The sensitive information of anyone who stayed at a Trump Hotels location between May 19, 2014 and June 2, 2015 may have been vulnerable, the company said, although “an independent forensic investigation has not conclusively determined [as of September 2015] that any particular customer’s payment card information was taken.”
A legal investigation spearheaded by New York Attorney General Eric Schneiderman found that Trump Hotels was aware of the 2015 breach as early as June of that year, when, Schneiderman’s report says, “a preliminary forensic investigation confirmed the existence of credit card targeting malware at multiple THC locations, including in the computer networks associated with New York, Las Vegas and Chicago hotels.” But the company failed to notify the public until September.
On April 4, 2016, the hotel chain said its computer systems had been compromised again, Pagliery reported on April 5 of that year. Pagliery quoted Eric Trump as saying that Trump Hotels, “like virtually every other company these days, [is] routinely targeted by cyber terrorists whose only focus is to inflict harm on great American businesses.”
But apparently, Trump Hotels had taken no steps to reduce the size of the target on its own back: the company “never implemented the cybersecurity plan they were given to prevent a second attack,” The Huffington Post’s Christina Wilkie reported in September 2016.
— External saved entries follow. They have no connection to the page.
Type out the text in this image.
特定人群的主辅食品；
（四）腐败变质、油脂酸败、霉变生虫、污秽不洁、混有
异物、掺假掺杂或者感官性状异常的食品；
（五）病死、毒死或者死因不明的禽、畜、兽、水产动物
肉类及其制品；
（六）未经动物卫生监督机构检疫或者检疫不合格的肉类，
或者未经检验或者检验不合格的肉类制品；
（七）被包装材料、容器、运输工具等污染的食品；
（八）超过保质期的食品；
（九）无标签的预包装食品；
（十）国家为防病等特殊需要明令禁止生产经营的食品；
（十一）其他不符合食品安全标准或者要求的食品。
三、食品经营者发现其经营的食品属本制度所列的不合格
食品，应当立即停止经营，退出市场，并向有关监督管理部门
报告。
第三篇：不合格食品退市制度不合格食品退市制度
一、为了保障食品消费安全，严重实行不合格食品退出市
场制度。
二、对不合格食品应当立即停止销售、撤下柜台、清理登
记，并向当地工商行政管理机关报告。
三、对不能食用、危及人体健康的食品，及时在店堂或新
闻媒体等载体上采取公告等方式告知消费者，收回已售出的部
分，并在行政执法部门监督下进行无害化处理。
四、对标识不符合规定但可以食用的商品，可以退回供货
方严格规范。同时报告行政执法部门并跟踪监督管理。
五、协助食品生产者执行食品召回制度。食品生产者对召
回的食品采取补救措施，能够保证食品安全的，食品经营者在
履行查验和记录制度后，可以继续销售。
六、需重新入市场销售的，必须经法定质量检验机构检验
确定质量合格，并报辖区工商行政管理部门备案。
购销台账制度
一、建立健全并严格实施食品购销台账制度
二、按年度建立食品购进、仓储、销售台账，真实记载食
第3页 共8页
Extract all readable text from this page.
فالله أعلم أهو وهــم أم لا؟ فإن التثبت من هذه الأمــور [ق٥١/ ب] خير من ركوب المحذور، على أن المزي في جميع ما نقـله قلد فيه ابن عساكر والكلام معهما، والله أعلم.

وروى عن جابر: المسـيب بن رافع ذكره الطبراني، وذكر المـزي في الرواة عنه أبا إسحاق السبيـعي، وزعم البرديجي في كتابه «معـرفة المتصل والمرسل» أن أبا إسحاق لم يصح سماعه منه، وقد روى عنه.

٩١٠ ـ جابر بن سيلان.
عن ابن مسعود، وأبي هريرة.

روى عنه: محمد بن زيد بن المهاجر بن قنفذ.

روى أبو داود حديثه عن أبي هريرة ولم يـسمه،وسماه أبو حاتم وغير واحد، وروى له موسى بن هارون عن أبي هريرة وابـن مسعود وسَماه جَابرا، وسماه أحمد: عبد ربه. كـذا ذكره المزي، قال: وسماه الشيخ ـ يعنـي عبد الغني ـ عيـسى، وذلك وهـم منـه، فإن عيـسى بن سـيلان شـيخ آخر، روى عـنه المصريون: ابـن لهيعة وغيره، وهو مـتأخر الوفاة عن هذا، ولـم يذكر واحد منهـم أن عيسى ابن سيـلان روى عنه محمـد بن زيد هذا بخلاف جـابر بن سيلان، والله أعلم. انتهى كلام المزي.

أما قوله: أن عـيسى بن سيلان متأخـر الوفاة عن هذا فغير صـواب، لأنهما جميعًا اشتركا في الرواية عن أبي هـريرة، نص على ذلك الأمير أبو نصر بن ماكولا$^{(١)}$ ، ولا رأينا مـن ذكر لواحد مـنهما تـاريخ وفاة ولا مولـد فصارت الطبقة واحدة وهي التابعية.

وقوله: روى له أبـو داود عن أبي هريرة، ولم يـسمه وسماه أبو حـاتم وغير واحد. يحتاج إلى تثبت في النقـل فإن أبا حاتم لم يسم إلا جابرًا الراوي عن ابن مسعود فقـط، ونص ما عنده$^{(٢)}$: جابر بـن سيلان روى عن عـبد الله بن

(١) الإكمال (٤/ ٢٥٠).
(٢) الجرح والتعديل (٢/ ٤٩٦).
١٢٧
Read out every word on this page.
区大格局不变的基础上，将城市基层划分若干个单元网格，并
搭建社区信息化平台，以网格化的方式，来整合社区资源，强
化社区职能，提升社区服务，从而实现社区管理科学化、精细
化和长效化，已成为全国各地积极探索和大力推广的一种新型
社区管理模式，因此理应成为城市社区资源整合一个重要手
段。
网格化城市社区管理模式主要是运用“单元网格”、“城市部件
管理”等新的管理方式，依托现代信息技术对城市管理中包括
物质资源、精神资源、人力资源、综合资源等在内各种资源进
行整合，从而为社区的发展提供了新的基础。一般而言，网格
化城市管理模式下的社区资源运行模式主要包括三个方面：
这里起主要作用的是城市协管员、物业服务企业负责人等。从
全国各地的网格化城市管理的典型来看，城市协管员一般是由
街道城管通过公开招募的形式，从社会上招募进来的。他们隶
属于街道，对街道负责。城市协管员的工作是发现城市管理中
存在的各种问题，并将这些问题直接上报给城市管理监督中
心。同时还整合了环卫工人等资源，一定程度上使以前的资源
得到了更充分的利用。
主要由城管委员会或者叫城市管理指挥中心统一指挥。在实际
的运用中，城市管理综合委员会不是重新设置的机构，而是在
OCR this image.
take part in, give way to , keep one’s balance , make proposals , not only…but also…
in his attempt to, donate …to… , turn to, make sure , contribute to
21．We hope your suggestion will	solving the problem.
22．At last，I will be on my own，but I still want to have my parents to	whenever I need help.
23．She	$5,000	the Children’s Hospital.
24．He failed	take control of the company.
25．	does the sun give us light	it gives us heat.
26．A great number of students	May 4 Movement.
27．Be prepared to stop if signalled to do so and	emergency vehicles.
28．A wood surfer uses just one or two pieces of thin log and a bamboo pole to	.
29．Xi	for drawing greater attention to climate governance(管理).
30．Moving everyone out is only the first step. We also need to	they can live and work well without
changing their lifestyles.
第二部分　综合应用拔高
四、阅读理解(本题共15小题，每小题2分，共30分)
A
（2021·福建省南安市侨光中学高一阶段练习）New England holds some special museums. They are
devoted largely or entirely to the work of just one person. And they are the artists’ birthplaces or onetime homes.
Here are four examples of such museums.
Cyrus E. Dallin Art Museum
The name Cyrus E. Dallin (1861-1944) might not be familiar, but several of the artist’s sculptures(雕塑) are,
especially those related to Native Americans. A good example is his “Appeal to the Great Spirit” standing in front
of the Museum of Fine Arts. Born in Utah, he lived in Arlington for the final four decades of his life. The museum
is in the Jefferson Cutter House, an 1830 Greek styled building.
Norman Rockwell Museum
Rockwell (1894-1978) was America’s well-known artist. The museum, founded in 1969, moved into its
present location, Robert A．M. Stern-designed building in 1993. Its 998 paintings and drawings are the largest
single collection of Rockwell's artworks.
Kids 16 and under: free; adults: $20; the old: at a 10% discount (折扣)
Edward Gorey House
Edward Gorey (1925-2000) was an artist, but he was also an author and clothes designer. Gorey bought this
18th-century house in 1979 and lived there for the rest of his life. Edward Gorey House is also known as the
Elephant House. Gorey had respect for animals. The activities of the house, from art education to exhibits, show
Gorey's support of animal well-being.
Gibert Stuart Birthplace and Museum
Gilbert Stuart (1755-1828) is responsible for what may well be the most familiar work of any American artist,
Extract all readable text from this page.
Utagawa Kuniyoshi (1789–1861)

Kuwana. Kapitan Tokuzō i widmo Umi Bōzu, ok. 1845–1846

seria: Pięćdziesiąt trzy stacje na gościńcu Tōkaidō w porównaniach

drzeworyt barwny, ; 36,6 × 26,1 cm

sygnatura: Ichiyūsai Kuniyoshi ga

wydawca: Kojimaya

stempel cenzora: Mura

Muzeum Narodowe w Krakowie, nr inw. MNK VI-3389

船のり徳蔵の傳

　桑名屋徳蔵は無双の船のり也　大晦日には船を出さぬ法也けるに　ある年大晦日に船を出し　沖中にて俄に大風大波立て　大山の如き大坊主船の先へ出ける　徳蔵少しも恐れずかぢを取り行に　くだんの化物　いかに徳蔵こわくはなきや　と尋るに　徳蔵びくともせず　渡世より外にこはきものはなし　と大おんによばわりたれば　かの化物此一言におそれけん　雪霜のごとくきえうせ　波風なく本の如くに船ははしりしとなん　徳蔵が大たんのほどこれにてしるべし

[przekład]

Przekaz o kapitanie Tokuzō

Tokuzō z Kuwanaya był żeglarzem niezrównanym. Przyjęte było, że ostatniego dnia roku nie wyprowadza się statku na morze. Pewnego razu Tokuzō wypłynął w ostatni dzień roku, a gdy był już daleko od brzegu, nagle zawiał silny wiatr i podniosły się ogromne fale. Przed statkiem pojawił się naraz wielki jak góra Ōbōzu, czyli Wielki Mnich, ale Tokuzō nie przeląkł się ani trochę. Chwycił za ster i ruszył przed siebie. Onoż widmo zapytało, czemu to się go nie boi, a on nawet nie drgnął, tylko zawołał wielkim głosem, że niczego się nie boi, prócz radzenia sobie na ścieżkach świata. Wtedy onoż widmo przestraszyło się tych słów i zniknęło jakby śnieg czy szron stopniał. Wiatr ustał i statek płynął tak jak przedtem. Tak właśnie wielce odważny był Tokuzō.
Following Schneiderman’s investigation, Trump Hotels was ordered to pay $50,000 in a legal settlement due to the hotel chain’s failure to promptly notify the public of the 2015 hack and to shore up its cybersecurity in that attack’s aftermath
This most recent incident, of course, is not a direct breach of Trump Hotels security, but a result of vulnerabilities in the computer systems of a contractor with which Trump Hotels works closely. Still, Trump Hotels will no doubt be held responsible by customers whose information was stolen.
The hotel chain has indicated no intention of cutting ties with Sabre, but wary potential customers would presumably feel more confident about staying in Trump hotels if the company took some action to bolster its cybersecurity.